James, a former draft pick of the San Francisco Giants in 2001 out of high school, found out after being drafted that his pitching elbow had more then just tendonitis.
"Before my high school season was over, I started to feel a sharp pain in my pitching elbow," said the closer of the Inland Empire 66ers. "I went to Baptist Hospital in Miami and got an MRI. I was diagnosed and he told me that I had tendonitis in my elbow."
The odyssey did not stop there as the Giants already had James in Rookie League in Scottsdale but trainers were instructed to not have him pitch until another, more conclusive MRI could be done.
Two weeks went by and James could only watch from the dugout as he waited for his medical clearance.
"I got the MRI back and the Giants doctor told me, ‘Bad news. You have a partially torn Medial Collateral Ligament in your elbow. It is 33 percent torn."
He was told that needed to have surgery and that his contract would be voided because the Giants felt he had been withholding information.
One week later, James was home again in Miami, not playing baseball.

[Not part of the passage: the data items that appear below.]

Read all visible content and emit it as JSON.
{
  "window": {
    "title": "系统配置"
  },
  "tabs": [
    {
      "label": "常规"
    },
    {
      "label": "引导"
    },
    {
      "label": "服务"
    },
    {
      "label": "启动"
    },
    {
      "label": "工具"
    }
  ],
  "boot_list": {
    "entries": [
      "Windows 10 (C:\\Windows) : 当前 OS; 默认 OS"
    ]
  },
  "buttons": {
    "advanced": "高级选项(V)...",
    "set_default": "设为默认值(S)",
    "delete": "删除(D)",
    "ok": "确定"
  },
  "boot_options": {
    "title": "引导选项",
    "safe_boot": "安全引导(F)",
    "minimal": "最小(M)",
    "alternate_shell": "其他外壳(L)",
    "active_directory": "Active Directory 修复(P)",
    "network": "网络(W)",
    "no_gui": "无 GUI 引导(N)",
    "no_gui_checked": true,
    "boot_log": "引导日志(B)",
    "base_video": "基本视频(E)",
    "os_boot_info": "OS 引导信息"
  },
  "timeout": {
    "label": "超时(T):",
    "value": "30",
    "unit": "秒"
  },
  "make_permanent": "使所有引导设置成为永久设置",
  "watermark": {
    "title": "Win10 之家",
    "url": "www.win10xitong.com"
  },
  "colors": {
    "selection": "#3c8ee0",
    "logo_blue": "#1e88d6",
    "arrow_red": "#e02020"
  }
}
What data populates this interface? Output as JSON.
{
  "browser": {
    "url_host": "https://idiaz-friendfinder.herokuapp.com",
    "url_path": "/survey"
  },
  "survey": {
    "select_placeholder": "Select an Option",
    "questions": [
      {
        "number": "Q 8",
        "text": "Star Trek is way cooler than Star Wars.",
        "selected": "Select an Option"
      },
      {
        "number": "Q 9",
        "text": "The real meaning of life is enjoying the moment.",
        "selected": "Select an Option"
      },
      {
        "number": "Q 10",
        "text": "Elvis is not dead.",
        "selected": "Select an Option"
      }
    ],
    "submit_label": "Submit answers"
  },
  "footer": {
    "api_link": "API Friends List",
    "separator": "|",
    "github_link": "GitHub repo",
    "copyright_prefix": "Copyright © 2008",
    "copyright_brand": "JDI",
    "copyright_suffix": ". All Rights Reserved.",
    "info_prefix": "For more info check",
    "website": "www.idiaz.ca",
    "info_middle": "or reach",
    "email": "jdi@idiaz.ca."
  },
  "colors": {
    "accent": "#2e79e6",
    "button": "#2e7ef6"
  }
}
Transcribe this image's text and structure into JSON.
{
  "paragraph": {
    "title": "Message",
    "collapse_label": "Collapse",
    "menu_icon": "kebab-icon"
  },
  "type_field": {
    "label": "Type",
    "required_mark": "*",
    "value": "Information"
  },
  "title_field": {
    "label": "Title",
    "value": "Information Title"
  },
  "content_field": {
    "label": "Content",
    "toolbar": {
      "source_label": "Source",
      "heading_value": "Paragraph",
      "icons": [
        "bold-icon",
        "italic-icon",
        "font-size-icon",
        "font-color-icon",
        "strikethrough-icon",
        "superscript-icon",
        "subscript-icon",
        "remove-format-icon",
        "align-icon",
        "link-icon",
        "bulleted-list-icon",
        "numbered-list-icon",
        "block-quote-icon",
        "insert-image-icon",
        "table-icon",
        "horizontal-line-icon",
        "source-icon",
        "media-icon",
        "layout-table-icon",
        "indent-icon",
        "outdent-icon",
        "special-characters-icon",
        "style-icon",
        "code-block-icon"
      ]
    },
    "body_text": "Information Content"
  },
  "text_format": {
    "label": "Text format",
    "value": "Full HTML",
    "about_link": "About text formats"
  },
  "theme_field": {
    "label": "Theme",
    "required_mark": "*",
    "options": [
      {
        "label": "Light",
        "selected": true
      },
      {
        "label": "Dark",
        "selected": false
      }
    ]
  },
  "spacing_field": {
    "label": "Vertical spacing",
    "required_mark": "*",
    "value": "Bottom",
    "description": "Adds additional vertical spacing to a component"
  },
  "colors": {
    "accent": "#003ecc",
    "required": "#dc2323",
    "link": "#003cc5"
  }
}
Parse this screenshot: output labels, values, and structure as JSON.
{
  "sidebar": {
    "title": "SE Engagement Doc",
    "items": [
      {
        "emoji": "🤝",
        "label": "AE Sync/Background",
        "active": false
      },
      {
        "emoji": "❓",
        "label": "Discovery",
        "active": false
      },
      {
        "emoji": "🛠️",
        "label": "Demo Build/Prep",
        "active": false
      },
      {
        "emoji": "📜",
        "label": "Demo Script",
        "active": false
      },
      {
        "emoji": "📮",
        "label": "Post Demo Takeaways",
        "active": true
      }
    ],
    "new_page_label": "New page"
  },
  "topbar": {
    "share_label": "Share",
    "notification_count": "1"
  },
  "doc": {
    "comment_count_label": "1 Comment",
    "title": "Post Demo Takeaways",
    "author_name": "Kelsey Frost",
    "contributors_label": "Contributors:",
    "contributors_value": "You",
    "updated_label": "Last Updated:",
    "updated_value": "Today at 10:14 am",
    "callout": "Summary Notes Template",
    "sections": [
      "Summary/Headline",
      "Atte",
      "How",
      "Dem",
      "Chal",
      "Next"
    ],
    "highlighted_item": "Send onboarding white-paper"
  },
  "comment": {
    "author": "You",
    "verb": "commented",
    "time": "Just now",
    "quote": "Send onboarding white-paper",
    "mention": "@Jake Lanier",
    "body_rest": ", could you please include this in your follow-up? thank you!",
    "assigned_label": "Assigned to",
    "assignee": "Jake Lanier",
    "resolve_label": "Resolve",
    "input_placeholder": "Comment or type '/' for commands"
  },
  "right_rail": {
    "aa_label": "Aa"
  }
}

The next major step for the young right-hander was finding someone to do the surgery, a situation made more difficult due to that fact that he didn't have medical insurance.
Then, an angel floated down from the heavens.
Dr. John Uribe, a doctor at the University of Miami and former team physician for the Miami Dolphins and Florida Marlins, performed the surgery at no cost to James or his family, fixing the damaged ligament in the elbow.
"He was all positive," James said of the surgeon, adding that he felt Uribe helped bring to life the pitching career the Giants felt was dead. "Every time I see him, I get down on my knees and tell him thank you. He paid for my surgery."
The surgery was on September 28, 2001.
The road back to recovery is usually a year or more for a pitcher after having surgery on the medial collateral ligament in an elbow.
"In 9-10 months, I was throwing again off a mound," said James. "But I could not go long innings. I still had a little time to go but my velocity was back. As long as my velocity is there, I know that I can work on everything else."
James knew that baseball was what he wanted in life during the rehab and the adversity built a scorching hot fire inside of him.
"I knew that baseball was not over for me. I have that fight in me," James said.
James signed a free agent deal in 2003 with the Mariners, and since then has become one of the top power arms in the system.
A mid-season call-up from Wisconsin after keeping his ERA under 1.00 for the first half of the season, James has excelled equally with the Inland Empire 66ers. He sports a 1.00 ERA in 15 appearances, having given up just two home runs all year.
But as talkative of a guy as he is, the Florida native prefers to talk about his team rather than himself.
"We have the team. We could easily win it all," said James of the red-hot 66ers. "When we click, we are unstoppable."
The mid-season call up did not bother the spirited closer, who happens to love his role in the bullpen.
"My approach is go after every hitter as if it is my last," said the pitcher.
The routine of pitchers, James says, is different from closers to starters.
"I can get pumped up in three seconds. I get this rush over me," he said. "I know that I am going to get called on. That feeling is like no other. Someone is putting their faith in you to win this ballgame. That says a lot about you because they called you over everyone else. I am going to do my best to get them out."
The self-proclaimed "ball-hog" from T-ball who made a triple play at the age of five has turned into a force to be reckoned with for the Inland Empire 66ers. He has proven in a matter of three seasons that nobody can slow down one's heart, desire and God-given ability, and that will surely help him in what is looking like an accelerated trip to Safeco Field in Seattle.